Chapter 20:

Hacker’s Manifesto

The Weight of Being


Scene: An evening in Belize Sam and Jessica discuss Mentor’s Hacker Manifesto

The waves crashed softly against the shore, their rhythm steady, unchanging. A warm breeze carried the scent of salt through the open porch, ruffling the pages of the book Jessica had abandoned on the small wooden table between them.

Sam sat across from her, rolling a cigarette between his fingers, his whiskey untouched beside him.

“Ever read The Hacker’s Manifesto?” he asked, breaking the silence.

Jessica tilted her head, eyes narrowing slightly. “The Mentor’s one? The old manifesto from the ’80s?”

“Yeah.”

Jessica let out a quiet huff, reaching for her glass. “That’s a hell of a shift from Camus and Kafka.”

Sam smirked, lighting his cigarette. The orange glow flickered, reflecting in his tired blue-gray eyes. “Maybe. Maybe not.”

Jessica watched him for a beat before picking up her own drink. “Alright. What’s on your mind?”

Sam exhaled slowly, the smoke curling between them.

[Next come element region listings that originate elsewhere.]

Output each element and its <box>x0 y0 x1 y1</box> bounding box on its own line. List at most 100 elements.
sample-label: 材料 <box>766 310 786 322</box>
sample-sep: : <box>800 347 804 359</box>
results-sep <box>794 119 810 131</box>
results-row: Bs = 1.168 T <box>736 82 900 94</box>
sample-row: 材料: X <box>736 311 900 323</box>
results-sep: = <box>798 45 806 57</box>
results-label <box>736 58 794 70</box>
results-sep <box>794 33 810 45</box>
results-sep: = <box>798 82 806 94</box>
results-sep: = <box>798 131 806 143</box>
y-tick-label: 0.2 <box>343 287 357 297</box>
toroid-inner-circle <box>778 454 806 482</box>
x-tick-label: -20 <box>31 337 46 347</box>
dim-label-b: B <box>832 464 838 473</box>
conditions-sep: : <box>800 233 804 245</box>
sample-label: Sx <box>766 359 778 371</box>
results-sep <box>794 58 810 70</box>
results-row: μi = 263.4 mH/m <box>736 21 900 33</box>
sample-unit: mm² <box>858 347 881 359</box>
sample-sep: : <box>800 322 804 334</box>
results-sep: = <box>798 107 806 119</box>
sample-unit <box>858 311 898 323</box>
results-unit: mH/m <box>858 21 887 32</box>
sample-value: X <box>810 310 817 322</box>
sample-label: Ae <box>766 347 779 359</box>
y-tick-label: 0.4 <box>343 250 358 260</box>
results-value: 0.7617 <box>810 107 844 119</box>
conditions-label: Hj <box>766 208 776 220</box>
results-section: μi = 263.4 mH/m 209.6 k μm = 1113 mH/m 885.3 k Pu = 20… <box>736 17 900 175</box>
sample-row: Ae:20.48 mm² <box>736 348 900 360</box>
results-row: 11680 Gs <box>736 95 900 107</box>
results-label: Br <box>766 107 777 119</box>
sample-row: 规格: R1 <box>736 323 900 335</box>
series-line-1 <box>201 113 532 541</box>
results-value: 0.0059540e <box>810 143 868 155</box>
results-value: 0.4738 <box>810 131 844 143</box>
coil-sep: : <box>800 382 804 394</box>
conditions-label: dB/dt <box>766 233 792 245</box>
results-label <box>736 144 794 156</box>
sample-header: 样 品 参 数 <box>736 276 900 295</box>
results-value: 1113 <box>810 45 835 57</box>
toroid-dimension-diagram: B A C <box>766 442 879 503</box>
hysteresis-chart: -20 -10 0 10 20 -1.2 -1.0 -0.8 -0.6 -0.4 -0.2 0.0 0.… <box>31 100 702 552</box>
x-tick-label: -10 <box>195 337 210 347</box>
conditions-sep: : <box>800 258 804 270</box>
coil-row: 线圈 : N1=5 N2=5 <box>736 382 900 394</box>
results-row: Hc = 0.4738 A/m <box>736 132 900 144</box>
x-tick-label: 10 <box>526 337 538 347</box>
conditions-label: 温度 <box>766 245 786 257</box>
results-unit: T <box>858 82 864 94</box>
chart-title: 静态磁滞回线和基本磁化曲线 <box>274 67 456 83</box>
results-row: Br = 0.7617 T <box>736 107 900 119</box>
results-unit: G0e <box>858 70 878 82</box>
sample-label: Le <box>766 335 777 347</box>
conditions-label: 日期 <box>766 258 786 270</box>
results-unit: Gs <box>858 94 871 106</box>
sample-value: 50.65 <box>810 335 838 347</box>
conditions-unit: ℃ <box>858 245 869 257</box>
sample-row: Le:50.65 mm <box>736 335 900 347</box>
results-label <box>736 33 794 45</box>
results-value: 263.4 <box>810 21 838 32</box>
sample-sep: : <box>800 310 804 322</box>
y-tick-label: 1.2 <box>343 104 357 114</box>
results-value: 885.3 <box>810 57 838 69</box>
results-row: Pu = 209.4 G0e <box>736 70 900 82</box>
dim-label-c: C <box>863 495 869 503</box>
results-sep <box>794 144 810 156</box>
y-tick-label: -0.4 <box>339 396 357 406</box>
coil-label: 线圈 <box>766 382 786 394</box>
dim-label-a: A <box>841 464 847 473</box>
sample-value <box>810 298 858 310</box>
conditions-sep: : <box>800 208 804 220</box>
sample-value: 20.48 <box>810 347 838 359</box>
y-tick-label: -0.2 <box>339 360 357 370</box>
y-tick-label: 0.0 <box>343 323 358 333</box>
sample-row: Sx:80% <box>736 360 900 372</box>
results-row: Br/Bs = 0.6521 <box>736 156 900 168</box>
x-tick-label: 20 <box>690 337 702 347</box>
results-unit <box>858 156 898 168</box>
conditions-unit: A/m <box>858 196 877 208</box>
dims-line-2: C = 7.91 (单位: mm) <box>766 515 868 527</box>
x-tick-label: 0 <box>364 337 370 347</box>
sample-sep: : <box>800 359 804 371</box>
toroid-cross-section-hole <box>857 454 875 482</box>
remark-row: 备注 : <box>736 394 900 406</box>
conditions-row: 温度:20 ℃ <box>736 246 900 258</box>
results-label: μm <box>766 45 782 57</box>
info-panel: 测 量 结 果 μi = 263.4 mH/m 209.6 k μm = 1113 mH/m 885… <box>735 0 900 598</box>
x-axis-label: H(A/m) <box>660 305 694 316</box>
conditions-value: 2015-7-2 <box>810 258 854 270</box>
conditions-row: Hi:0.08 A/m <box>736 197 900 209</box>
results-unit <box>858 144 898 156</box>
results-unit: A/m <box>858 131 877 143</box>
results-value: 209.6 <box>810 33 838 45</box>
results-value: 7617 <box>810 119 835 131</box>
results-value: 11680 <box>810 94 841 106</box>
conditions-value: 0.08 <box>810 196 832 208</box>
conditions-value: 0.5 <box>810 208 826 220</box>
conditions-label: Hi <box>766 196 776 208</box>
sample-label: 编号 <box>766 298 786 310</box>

“There’s a line in it that always stuck with me,” he said. ‘We exist without skin color, without nationality, without religious bias… you call us criminals. We seek knowledge.’ “

Jessica leaned back in her chair, swirling the whiskey in her glass.

“I remember that part,” she murmured. “It’s about being more than the labels the world tries to slap on you.”

“And about the system,” Sam added, tapping ash into a tray. “The idea that the real crime isn’t hacking. It’s the way the world boxes people in. The manifesto wasn’t just about breaking into computers. It was about breaking out of the cages people don’t even know they’re in.”

Jessica smirked faintly. “Didn’t know you had a soft spot for cyber-anarchists.”

Sam chuckled. “I’ve always had a soft spot for people who refuse to accept the world the way it is.” He took a drag, exhaling through his nose. “And that got me thinking about you.”

Jessica arched a brow. “Oh?”

“You’re the same way,” Sam said simply. “You exist outside the system. No real name, no real past. You slip through cracks that other people don’t even see. And when you find something they don’t want you to know? You tear the whole damn thing down.”

Jessica chuckled, but there was something hollow in it. She leaned forward, resting her forearms on her knees.

“You make it sound poetic. But let’s be real, Sam. I’m not some digital Robin Hood. Half the time, I don’t even know what I’m looking for until it’s too late.”

“That’s because you don’t hack computers,” he said, voice low, steady. “You hack people.”

Jessica went still.

Sam leaned back, watching her reaction. “You slip into identities. You play the game. You figure out what people know before they even know they’re being played. It’s the same mindset. The same hunger for answers. You just don’t leave code behind. You leave ghosts.”

Jessica exhaled slowly, staring at the ice melting in her glass.

“And what if I don’t want to be that anymore?” she murmured.

Sam was quiet for a long moment. Then—softly—

“Then you stop.”

Jessica let out a breath, shaking her head.

“It’s not that simple.”

“It never is,” Sam admitted. “But neither was walking away from Jason, and you did that.”

Jessica swallowed, tilting her head slightly. “So what, you think I should disappear? Just let the world be the world?”

Sam flicked ash off his cigarette, watching her carefully. “I think you should decide what kind of ghost you want to be.”

Jessica smirked faintly, taking another sip of whiskey.

“You know, for a cop, you talk like a revolutionary.”

Sam chuckled, finally reaching for his drink. “And for a ghost, you’re still trying too hard to be real.”

Jessica let the silence settle between them, the weight of it familiar, but somehow lighter than before.

Maybe, she thought, she didn’t need to be a ghost forever.

Maybe, for the first time in a long time, she could just be.